The $x$ and $y$ co-ordinates of a particle at any time are $x=5t^2-3t+6$ and $y=10t^2+2t+3$ respectively, where $x$ and $y$ are in $\text{meters}$ and $t$ in $\text{seconds}$. Find the acceleration of the particle at $t=1\text{s}$.

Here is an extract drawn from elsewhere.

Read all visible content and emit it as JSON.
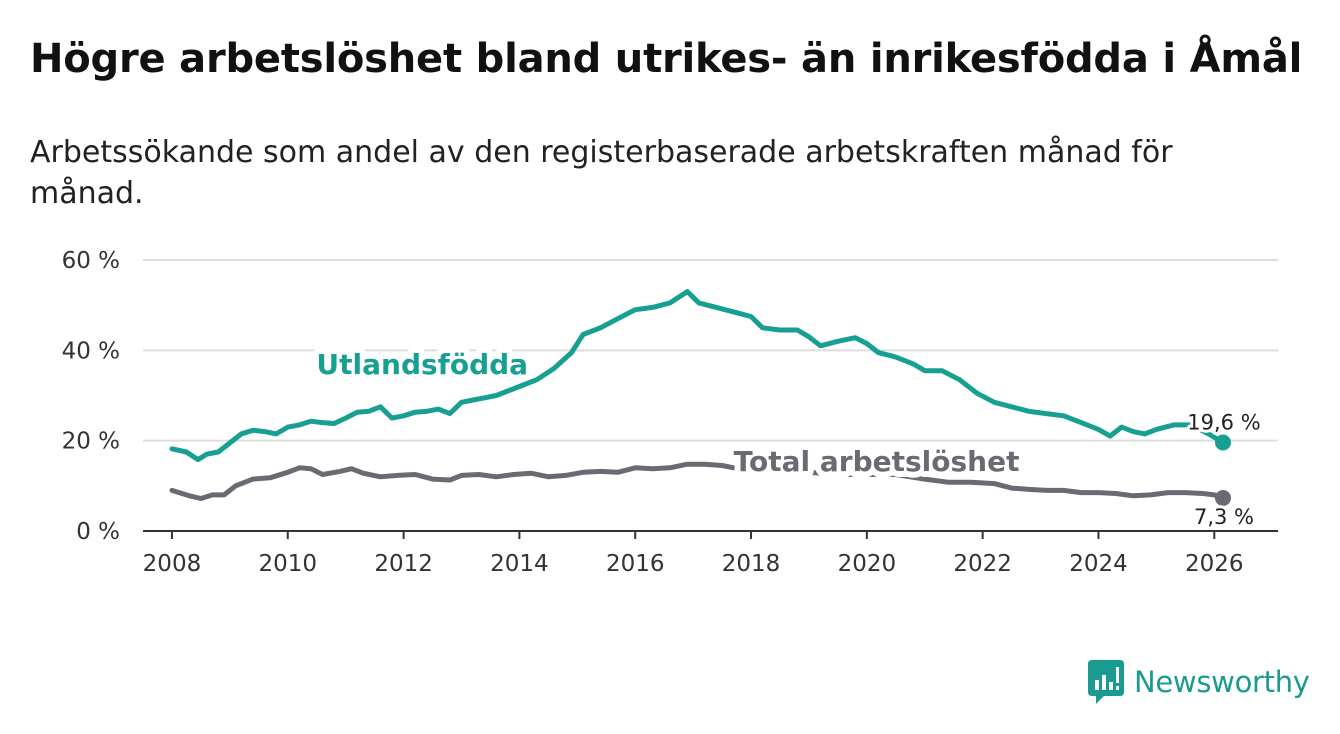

The correct option is B $(10\hat{i}+20\hat{j}){\text{m/s}}^2$
Given,
$x$ co-ordinate of the particle: $x=5t^2-3t+6$
$y$ co-ordinate of the particle:$y=10t^2+2t+3$

To find:
acceleration $a$ at $t=1\text{s}$

We know that,
Velocity, $v=\frac{dr}{dt}[r\to \text{displacement}]$
Acceleration , $a=\frac{dv}{dt}$

Along $x$ - axis:
$v_x=\frac{dx}{dt}=\frac{d(5t^2-3t+6)}{dt}=(10t-3)\text{m/s}$

And $a_x=\frac{d{v}_x}{dt}=10{\text{m/s}}^2$

Similarly, along $y$ - axis :

$v_y=\frac{dy}{dt}=(20t+2)\text{m/s}$

And $a_y=\frac{d{v}_y}{dt}=20{\text{m/s}}^2$

$\therefore \overrightarrow{a}=a_x\hat{i}+a_y\hat{j}=(10\hat{i}+20\hat{j}){\text{m/s}}^2$

Since acceleration is uniform, so it will remain same at all the time.

Therefore, acceleration of the particle at $(t=1\text{s})=(10\hat{i}+20\hat{j}){\text{m/s}}^2$.

Hence, option $\left(\text{B}\right)$ is the right choice.